Köyden bir asker çıkar. Subay veya astsubay ferketmez, bayramda seyranda resmi kıyafeti ile köye gelir, mahallenin çocukları asker olmak isterdi.
Köyden bir öğretmen çıkar, giydiği kıyafet, oturması konuşması insanların dikkatini çeker, köyün çocuklarından öğretmen olmaları istenirdi.
Köyden bir mühendis çıkar, birkaç yılda aldığı araba ile köyün ağasını geride bırakıverir, köyün çocukları daha iyisinin olduğunu fark ederdi.
Doktorluğu hiç saymıyorum, o ezelden beri çocukların ve ailelerin kızıl elmasıydı.
Hayat güzel örnekler üzerinde şekilleniyor. Hoş şimdi kızıl elmaya, yani doktorluğa ulaşanlar bile büyük hayal kırıklığı içindeler ya neyse, biz devam edelim.
Naim Süleymanoğlu başarınca ardından bi çok şampiyon haltercimiz oldu.
Şimdilerde gençlerin idolü Selçuk Bayraktar ve insansız hava, kara ve deniz araçları.
Bu duygularla dolaştım, Nihat Zeybekçi Kongre Kültür merkezindeki “Bilim, Sanat Ve Teknoloji Genç Yetenekler Festivali” sergisini.
Bi o çocukların gözlerindeki heyecanı, kafalarındaki hayali düşündüm, bir de memleketimizin torpile dayalı iş, makam, mevki sahibi olunabilen uygulamalarını. KPSS sonrası mülakatı bile kaldıramadık.
Liseden, hatta ortaokuldan başlayarak, üniversiteler dahil, eğitim kurumlarımız insan öğütmek üzerine kurulu. Okullara hayallerini geliştirmek için, yani eğitim almak için gelenlerle, sosyalleşmek için gelenleri aynı kampüsün içine doldurduğumuz, ihtiyacımızın çok ötesinde üniversiteler ile oyalanıp duruyoruz. Bunun sonrası patinaj.
Elbette ki Bayraktar’ın öncülüğünü ve rol modelliğini yaptığı umut ışığını yadsıyamayız. Ama eğitim-uygulama-inovasyon yolculuğunun tenceredeki mısır taneleri gibi olması gerektiğinin de farkında olmalıyız. 100 yıllık cumhuriyetin modern eğitim ve modern üniversite üzerine kurulu yolculuğunda, tıpkı ısıtılan mısır tanelerinin ardı sıra patlayarak çiçek açmaya durduğu gibi; tıp, felsefe, genetik, fizik, kimya, hasılı hayatın hemen her alanında inovatif çiçeklerin açmasını beklerdik.

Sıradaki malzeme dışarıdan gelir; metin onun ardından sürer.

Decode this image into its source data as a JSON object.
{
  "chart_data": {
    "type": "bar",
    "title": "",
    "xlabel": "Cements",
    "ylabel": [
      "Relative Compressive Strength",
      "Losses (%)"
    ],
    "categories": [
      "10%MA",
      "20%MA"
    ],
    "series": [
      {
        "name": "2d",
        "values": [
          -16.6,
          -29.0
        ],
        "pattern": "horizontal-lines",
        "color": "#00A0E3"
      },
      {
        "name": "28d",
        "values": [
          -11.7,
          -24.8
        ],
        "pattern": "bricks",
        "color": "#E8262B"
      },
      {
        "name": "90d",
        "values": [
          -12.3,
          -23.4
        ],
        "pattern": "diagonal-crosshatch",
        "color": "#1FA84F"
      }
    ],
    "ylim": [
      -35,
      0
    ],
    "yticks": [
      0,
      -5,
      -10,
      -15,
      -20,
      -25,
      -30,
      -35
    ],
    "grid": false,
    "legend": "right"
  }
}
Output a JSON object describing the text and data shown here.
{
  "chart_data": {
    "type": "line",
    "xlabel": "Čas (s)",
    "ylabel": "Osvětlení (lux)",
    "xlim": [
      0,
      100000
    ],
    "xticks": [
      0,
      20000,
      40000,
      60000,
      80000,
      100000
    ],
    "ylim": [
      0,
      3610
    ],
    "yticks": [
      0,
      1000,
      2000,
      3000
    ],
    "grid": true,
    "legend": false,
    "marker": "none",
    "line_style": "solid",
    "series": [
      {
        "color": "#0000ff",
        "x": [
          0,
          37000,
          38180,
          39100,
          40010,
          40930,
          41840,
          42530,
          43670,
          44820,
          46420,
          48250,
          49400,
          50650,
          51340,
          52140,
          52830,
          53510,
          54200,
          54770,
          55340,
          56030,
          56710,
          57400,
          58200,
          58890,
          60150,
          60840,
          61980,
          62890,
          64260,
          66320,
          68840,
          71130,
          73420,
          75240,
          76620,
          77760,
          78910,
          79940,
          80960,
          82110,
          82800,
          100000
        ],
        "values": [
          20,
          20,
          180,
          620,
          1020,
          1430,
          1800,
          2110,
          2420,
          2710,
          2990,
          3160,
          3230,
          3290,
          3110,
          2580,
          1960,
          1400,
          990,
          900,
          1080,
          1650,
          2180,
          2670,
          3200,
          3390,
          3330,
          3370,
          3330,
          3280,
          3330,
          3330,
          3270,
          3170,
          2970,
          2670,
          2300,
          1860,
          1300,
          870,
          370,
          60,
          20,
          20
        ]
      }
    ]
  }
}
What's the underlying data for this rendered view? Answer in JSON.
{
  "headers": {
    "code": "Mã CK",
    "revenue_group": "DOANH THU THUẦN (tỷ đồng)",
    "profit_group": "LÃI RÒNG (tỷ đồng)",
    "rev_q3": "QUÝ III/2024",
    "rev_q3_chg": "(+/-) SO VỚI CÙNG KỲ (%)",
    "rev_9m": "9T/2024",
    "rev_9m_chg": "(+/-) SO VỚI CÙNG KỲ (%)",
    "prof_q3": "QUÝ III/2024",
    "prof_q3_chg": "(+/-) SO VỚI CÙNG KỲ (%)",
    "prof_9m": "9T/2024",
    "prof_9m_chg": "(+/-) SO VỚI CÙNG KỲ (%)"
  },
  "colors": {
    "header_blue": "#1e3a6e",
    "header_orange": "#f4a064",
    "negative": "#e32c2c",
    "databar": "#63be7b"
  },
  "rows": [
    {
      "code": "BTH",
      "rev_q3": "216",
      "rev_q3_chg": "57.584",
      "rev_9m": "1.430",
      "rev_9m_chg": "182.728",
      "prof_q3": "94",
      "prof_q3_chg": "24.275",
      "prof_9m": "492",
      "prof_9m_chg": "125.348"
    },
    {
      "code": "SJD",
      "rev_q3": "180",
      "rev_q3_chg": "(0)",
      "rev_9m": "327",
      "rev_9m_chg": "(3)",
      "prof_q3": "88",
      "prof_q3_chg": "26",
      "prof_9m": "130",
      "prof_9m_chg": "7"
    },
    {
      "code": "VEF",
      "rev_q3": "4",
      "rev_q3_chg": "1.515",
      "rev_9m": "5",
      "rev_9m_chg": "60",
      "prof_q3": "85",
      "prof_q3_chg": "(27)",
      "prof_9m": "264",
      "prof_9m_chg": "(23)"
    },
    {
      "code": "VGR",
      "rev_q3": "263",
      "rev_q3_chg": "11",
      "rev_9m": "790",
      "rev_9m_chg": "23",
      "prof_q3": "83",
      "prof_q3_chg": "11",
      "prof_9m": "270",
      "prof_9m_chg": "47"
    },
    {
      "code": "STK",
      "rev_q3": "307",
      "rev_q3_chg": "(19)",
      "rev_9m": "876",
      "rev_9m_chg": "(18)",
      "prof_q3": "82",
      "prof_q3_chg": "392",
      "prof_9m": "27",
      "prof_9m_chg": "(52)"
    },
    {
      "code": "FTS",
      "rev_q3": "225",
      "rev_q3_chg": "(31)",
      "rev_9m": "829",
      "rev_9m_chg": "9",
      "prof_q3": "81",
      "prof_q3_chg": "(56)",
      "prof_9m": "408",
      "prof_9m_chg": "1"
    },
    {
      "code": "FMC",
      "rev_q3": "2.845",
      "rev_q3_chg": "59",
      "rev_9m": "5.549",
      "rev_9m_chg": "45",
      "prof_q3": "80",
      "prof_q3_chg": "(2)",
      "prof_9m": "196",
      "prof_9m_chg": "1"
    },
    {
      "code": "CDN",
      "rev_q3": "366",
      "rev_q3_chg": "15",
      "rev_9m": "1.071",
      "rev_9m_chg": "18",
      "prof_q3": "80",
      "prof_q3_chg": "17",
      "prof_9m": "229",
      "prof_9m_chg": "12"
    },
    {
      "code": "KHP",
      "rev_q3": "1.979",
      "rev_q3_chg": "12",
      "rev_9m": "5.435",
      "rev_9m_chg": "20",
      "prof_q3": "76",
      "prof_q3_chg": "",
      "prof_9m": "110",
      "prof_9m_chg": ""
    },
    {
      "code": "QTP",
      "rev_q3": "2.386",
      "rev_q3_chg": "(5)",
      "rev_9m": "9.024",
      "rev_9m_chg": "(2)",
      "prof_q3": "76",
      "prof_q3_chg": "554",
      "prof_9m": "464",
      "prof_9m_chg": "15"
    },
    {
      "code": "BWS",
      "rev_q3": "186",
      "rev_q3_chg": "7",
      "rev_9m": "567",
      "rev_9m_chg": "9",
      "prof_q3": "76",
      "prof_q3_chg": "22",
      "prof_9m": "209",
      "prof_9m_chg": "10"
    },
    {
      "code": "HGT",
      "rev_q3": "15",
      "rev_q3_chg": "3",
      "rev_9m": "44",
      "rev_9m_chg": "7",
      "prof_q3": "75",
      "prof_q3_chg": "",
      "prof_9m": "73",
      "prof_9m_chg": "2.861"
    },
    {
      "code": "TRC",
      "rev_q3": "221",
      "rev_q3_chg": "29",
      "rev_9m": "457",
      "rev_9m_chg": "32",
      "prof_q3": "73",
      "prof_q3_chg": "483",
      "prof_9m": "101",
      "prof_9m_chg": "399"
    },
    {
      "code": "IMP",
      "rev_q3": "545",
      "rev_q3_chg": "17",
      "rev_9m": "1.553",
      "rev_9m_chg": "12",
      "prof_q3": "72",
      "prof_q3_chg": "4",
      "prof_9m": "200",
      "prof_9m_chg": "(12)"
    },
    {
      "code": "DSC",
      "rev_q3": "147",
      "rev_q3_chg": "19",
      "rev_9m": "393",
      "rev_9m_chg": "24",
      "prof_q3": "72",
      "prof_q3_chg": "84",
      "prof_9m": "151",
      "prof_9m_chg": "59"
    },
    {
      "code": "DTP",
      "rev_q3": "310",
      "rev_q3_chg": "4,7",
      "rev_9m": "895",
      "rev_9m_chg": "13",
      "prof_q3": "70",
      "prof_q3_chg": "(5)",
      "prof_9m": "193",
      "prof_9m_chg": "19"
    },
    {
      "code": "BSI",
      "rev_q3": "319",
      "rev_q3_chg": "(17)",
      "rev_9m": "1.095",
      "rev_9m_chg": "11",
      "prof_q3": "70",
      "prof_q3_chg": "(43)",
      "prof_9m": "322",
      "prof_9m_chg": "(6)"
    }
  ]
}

Çiçekler muhakkak ki açacak ama hızla kaosa doğru sürüklenen dünyada süreç zamana ve bize bırakılmayabilir diye endişeleniyorum.
Kısaca demek istiyorum ki; eğitebileceğimiz kadar öğrenciye imkanlarımızı yığarak süreci hızlandırmamız gerekiyor. Üniversitelerin kontenjanları sınırlandırılarak başlayabiliriz. İyi üniversitelerden az mezun verirsek, mezunları mülakat ile alınsalar bile belirli bir seviyenin üstünde olurlar.
Yok hayır üniversiteleşme sürecinden geri dönüş olmayacak ise, KPSS de mülakatı kaldıralım. Çocuklarımızın kafasında çalışırsam, eğitimin hakkını verirsem, başarırsam, bu işin sonu bahar olur dedikleri, öngörülebilir bir süreç hayali olsun. Olsun ki motivasyonları hep yüksek olsun.
İçinden çürüyen bir ağacın, bir süre daha çiçek açmasına aldandığımızı fark ettiğimizde, artık geç olduğu gibi, toplum çürümesi de geç fark edilen ve telafisi olmayan bir durumdur diyerek feryadımızı şuracığa koyalım.